Yaşamı çok çalkantılı geçmiş arkadaşlarımdan biri de konuşmaya dahil oldu. ”Bence kendin olmaktır özgür olmak.Özgürlüğü ben de arada sorgularım ve böyle zamanlarda da aklıma hep Kurt Cobain’in bir sözü gelir. Kurt ‘Olmadığım kişi için sevilmektense, olduğum kişi yüzünden nefret edilmeyi yeğlerim.’ demiş. Kendin olabilmek gerçekten zorlu bir savaş.Özellikle ,illaki çevrenizde öyle biri olmuştur, bazıları ortama kabul edilmeme kaygısı yüzünden resmen her ortamda başka bir kişiye dönüşüyor.Bir gün bir düşünceye katılmadıklarını dile getirirken ikinci gün sırf yakın oldukları biri bu düşünceyi savunuyor diye kendileri de o düşünceyle sarmaş dolaş olmuş! Size göre nasıl bilmiyorum ama en azından benim için en önemli şey kendin olabilmek.”

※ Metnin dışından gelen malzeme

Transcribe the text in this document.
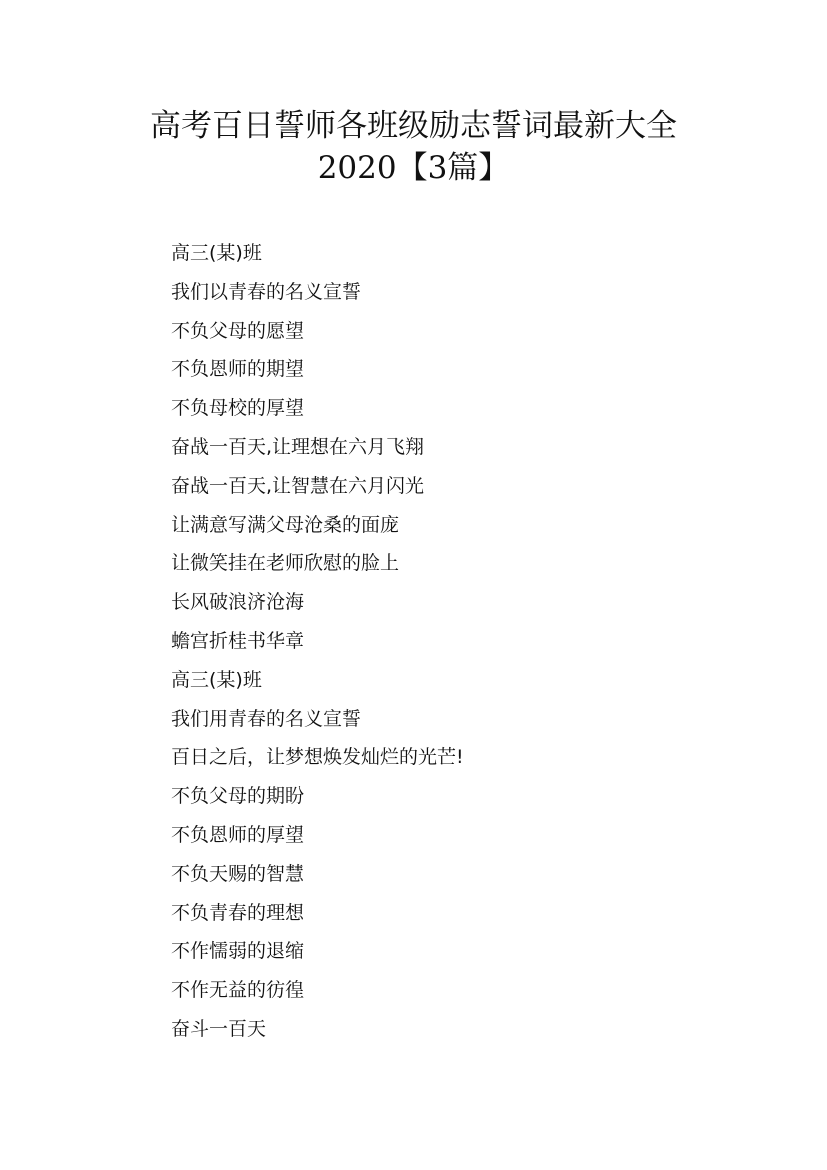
高考百日誓师各班级励志誓词最新大全
2020【3篇】
高三(某)班
我们以青春的名义宣誓
不负父母的愿望
不负恩师的期望
不负母校的厚望
奋战一百天,让理想在六月飞翔
奋战一百天,让智慧在六月闪光
让满意写满父母沧桑的面庞
让微笑挂在老师欣慰的脸上
长风破浪济沧海
蟾宫折桂书华章
高三(某)班
我们用青春的名义宣誓
百日之后，让梦想焕发灿烂的光芒!
不负父母的期盼
不负恩师的厚望
不负天赐的智慧
不负青春的理想
不作懦弱的退缩
不作无益的彷徨
奋斗一百天
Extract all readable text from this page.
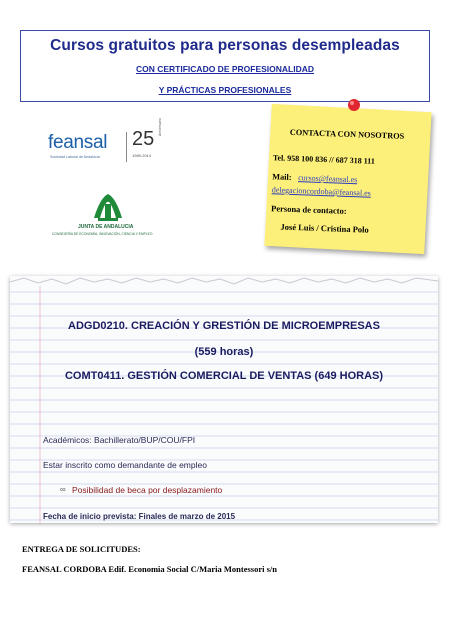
Cursos gratuitos para personas desempleadas
CON CERTIFICADO DE PROFESIONALIDAD
Y PRÁCTICAS PROFESIONALES
feansal
Sociedad Laboral de Andalucía
25
1989-2014
Aniversario
JUNTA DE ANDALUCIA
CONSEJERÍA DE ECONOMÍA, INNOVACIÓN, CIENCIA Y EMPLEO
CONTACTA CON NOSOTROS
Tel. 958 100 836 // 687 318 111
Mail: cursos@feansal.es
delegacioncordoba@feansal.es
Persona de contacto:
José Luis / Cristina Polo
ADGD0210. CREACIÓN Y GRESTIÓN DE MICROEMPRESAS
(559 horas)
COMT0411. GESTIÓN COMERCIAL DE VENTAS (649 HORAS)
Académicos: Bachillerato/BUP/COU/FPI
Estar inscrito como demandante de empleo
∞ Posibilidad de beca por desplazamiento
Fecha de inicio prevista: Finales de marzo de 2015
ENTREGA DE SOLICITUDES:
FEANSAL CORDOBA Edif. Economia Social C/Maria Montessori s/n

Artık o kadar yorulmuştum ki soğuk çimlerde oturur pozisyondayken birinin dizine kıvrılıp öyle dinlemeyi karar verdim.Böyle dinlemek daha keyifliydi ayrıca! Sadece birinin oradan eyleme geçmek dediğini duydum. Başımı çevirip kimin söylediğini anlamak umuduyla baktım. “Bence eyleme geçmebilmek özgür olabilmek. Hem bu dediğiniz her şey olsa bile eyleme geçemedikten sonra kendin olsan ne olur olmasan…” “Onun için de başkaldırmak daha önemli.” dedi asıl soruyu soran.
Sesler yükselmeye başlamıştı. Biri birine bir şey söylüyor, öteki kafasını çeviriyor.Çocuk gibi olmuşlardı. En son dayanamadım öfleye püfleye doğruldum yerimden. Susturdum herkesi ben de onları dinlemiştim bütün gün:
“Ne kadar acayipsiniz yahu! Bunun için kavga edilir mi? Herkesin haklı olduğu noktalar var ama özgürlük göreceli bir kavram, nasıl biri maviyi sever, diğeri yeşilde huzur bulur.Aynen onun gibi işte.Bana göre özgür olmak sevdiklerinle olabilmektir. Özgürlük elde etmesi çok zor bir şey, bunda hepimiz hemfikiriz ama bana soracak olursanız da kendini başkalarının yargılarından korkmadan ifade edebilmek de çok önemli.” derken tüm arkadaşlarımın yüzünde ben kazandım ifadesini görünce kime konuşuyorum ben acaba oldum.Biz kahkalara boğulunca her gece bizi kovalayan balkondaki teyze yine bağırdı.Hepimiz gülüşümüzü tutmaya çalışarak koşmaya başladık. Sanki yıldızlar o gün daha parlaktı.